18 Ocak 2019 Cuma

SUSKUNLAR MECLİSİ


kırmızı gül resimleri ile ilgili görsel sonucu

Bir zamanlar İran'da âlimler ve şairler, "Suskunlar Meclisi" ismiyle bir topluluk teşkil etmişlerdi. Otuz adet âzâsı vardı ve bunu hiç artırmıyorlardı. Buraya katılabilmenin ilk şartı; çok tefekkür etmek, az yazmak ve çok az konuşmaktı. 

O zamanın meşhur şair ve âlimlerinden olan Molla Cami, bu meclise katılmayı çok istiyordu. Günün birinde bu meclisin bir âzâsının vefât ettiği duyulunca, onun yerine geçebilmek için âlimlerin bulunduğu köşke gitti. Kendisini karşılayan kapıcıya bir şey söylemeden, ismini bir kağıda yazarak o esnada toplantı halinde bulunan meclise gönderdi.

Meclis üyeleri bu teklifi görünce biraz üzüldüler. Gelen âlim oraya layık biriydi, lâkin vefât edenin yerine başka birini almışlardı. Yeni bir âzâ için yer yoktu. 

Meclisin başkanı, bir bardağı tamamen suyla doldurduktan sonra kapıdaki âlime gönderdi. Zeki âlim, durumu anlamıştı. Bir damla daha olsa taşacaktı. Bunun üzerine o da hemen oracıktaki bir gül dalından küçük bir yaprak koparıp nâzikçe suyun üzerine koyuverdi. Bardak taşmamıştı. Bunu içeri gönderdi. Meclistekiler bu cevaba hayran kaldılar.

Suskunlar, bu değerli âlimi de aralarına almaya karar verdiler.

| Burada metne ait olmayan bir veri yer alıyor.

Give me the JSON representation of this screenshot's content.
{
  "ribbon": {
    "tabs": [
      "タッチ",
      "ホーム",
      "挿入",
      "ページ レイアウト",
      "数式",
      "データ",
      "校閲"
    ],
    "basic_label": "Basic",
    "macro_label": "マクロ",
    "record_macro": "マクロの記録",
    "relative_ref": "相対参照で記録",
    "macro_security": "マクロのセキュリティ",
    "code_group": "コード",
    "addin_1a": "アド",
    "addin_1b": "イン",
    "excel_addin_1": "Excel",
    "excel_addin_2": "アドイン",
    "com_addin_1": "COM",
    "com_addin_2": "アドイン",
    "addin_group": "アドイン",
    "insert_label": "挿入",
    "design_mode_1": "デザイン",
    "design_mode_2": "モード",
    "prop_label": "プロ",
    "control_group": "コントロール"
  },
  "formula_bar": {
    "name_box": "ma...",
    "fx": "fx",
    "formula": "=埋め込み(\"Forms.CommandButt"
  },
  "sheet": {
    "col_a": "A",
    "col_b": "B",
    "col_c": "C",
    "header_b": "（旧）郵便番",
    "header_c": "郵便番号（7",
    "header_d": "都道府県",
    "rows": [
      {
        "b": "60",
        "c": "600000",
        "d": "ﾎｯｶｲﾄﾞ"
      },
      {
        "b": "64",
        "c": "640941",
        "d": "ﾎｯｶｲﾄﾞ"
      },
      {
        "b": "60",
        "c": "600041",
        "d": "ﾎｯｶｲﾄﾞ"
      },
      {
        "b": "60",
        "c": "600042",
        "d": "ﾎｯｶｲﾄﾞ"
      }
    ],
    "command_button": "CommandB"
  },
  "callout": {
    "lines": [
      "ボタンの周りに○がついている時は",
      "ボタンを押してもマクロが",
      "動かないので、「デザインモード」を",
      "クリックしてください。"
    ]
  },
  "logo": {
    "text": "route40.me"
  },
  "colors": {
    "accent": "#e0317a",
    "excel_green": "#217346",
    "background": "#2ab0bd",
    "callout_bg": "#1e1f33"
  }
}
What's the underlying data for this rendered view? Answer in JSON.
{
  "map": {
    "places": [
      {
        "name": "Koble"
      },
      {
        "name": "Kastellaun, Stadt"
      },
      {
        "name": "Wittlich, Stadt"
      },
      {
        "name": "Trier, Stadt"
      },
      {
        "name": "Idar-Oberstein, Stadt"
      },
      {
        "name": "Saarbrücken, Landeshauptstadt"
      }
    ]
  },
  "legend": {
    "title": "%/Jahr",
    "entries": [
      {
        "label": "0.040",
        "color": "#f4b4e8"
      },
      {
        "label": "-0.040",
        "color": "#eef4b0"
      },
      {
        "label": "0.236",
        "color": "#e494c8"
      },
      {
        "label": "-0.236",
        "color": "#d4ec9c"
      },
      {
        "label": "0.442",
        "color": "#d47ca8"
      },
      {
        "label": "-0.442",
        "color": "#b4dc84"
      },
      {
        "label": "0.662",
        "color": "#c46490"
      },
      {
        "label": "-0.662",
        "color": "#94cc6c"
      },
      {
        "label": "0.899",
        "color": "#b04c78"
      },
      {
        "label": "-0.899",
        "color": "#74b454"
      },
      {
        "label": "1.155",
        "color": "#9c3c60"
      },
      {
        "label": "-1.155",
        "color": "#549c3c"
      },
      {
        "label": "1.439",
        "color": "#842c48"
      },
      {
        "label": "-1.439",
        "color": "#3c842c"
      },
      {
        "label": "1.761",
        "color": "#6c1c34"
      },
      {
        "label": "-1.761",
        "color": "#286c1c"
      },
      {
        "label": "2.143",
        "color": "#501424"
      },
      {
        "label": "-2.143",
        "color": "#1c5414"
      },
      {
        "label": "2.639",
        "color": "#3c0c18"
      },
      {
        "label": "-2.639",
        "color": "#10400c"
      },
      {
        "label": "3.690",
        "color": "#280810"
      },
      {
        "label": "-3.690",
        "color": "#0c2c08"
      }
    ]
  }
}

Başkan listeye Molla Câmi'nin de adını ekledi, listenin sonuna bir sıfır koyarak 300 yazdı. Böylece onun katılımıyla meclisin değerinin on kat daha arttığını belirtmiş oldu.

Listenin bu şekli Molla Cami'ye gelince o da sondaki sıfırı silip başa yazdı, böylece kendisini solda sıfır görüyor, bardağı taşırmadığı gibi meclisin yapısını da etkilemeyeceğini söylüyordu.

Suskunlar Meclisi'nin âlimleri bunu görünce saygı ve hayranlıkları bir kat daha artmış olarak sustular.

(12.01.2019 Erkam Takvim Arkası ve 07.02.2016 Sabah Gazetesi Cem Sancar'ın yazılarından birleştirilmiştir.)